According to legend Venetian ships anchored before the city walls on the eve of the 3rd of February 971, in the middle of winter. The Venetians gained free access to medieval Dubrovnik under the pretence of stocking up on food and water for their journey eastwards. However, their spies carefully noted the number of guards on the city walls, as well as the amount of ammunition in the arsenal.
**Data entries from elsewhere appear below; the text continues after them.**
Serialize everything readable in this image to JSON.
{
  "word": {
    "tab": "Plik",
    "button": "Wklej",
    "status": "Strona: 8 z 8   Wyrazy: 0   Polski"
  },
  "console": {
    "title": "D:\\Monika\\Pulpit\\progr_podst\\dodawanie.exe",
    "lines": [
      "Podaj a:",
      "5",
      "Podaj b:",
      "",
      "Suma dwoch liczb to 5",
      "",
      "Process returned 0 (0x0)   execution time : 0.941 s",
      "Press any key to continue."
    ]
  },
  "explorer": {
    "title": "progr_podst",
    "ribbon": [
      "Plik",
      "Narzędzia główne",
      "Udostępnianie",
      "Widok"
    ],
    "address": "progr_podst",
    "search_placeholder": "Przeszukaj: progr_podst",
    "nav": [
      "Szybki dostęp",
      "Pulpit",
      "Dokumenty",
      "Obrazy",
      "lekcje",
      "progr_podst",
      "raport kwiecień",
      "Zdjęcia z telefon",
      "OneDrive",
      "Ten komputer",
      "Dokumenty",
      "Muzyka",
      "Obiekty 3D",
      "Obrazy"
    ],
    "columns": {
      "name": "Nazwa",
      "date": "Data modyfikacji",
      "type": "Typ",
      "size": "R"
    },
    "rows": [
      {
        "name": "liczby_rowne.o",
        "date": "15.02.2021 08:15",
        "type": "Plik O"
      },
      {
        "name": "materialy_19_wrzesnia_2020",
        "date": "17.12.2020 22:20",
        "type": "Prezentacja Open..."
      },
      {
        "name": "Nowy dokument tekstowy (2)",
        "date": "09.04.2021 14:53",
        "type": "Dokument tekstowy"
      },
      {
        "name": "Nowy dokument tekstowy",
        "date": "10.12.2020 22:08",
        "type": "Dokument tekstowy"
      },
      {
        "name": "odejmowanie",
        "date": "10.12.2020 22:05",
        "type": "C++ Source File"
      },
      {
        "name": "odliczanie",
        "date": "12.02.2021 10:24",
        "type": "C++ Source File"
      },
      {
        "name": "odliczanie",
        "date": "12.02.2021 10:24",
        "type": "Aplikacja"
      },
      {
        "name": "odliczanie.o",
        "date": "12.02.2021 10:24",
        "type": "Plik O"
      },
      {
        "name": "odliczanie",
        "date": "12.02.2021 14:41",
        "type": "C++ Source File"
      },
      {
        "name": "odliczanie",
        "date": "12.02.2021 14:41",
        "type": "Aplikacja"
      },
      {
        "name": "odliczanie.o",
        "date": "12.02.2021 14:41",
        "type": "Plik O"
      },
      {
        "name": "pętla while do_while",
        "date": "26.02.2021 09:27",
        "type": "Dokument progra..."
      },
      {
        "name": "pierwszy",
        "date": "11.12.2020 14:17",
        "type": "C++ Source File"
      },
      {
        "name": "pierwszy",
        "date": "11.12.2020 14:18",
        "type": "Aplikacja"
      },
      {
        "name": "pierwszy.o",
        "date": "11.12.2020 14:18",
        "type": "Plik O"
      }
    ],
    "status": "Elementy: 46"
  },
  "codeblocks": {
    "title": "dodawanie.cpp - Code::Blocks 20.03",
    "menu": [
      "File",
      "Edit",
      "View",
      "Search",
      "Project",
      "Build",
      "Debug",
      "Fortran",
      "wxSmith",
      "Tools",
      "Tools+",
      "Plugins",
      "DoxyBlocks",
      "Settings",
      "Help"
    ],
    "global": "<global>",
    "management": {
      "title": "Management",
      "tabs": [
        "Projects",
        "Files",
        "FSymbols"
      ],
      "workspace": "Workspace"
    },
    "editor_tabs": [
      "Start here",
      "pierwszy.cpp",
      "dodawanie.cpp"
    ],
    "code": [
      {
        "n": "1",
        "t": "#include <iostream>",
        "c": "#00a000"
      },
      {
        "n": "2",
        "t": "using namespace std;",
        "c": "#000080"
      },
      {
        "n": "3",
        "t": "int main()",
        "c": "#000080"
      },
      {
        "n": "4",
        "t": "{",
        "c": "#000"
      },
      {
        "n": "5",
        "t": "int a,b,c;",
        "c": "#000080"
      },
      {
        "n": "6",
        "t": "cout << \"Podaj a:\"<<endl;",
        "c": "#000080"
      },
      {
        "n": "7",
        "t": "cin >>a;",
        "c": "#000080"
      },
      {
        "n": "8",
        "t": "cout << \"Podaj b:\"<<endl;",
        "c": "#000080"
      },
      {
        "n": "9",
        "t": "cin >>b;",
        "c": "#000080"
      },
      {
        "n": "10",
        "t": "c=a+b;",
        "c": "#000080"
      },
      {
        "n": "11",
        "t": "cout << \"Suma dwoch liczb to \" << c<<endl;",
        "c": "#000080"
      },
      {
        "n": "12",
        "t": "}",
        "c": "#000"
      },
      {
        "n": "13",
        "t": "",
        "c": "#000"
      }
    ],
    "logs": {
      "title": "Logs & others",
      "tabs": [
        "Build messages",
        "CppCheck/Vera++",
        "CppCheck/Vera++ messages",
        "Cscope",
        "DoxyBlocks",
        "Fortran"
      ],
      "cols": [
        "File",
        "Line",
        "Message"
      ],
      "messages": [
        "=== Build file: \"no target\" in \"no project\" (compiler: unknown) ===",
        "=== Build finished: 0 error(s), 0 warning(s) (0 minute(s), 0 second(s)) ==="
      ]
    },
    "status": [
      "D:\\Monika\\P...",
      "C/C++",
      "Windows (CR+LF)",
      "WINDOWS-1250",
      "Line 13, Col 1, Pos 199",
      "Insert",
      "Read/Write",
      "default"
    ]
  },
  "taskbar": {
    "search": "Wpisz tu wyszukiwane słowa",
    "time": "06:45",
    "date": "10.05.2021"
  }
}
In the middle of the winter night, when the streets lay deserted, Priest Stojko, the parish priest, went from the city square towards Pustijerna and the Church of St. Steven. He found the church open, and inside, the troops of a heavenly army led by a grizzled old man. He addressed the priest with a request that he inform the city fathers of how the Venetians planned to attack Dubrovnik. The old man had repelled them from the city walls with his own army for a number of nights already. He was garbed as a bishop, with a mitre on his head, and a staff in his hand. When Stojko asked him to identify himself, he answered that his name was Vlaho, or in English Blaise.
So it was that on a winter’s night, that Dubrovnik met its patron, St. Blaise. The next day, his messenger did in truth confront the city fathers with the message. The Venetians knew that they had been discovered when they noted the hasty activity on the city walls and the closed city gates, and so moved on. Already in the following year, in 972, Dubrovnik began to celebrate a day in honour of the patron saint. His first church was built near the city gates. A century of prosperity and freedom would pass.
It was only in 1026 that the first remains of St. Blaise, the martyr and bishop of Sebaste, were transferred to Dubrovnik. The citizens of Dubrovnik marked the 3rd of February as their greatest holiday in memory of the night’s events.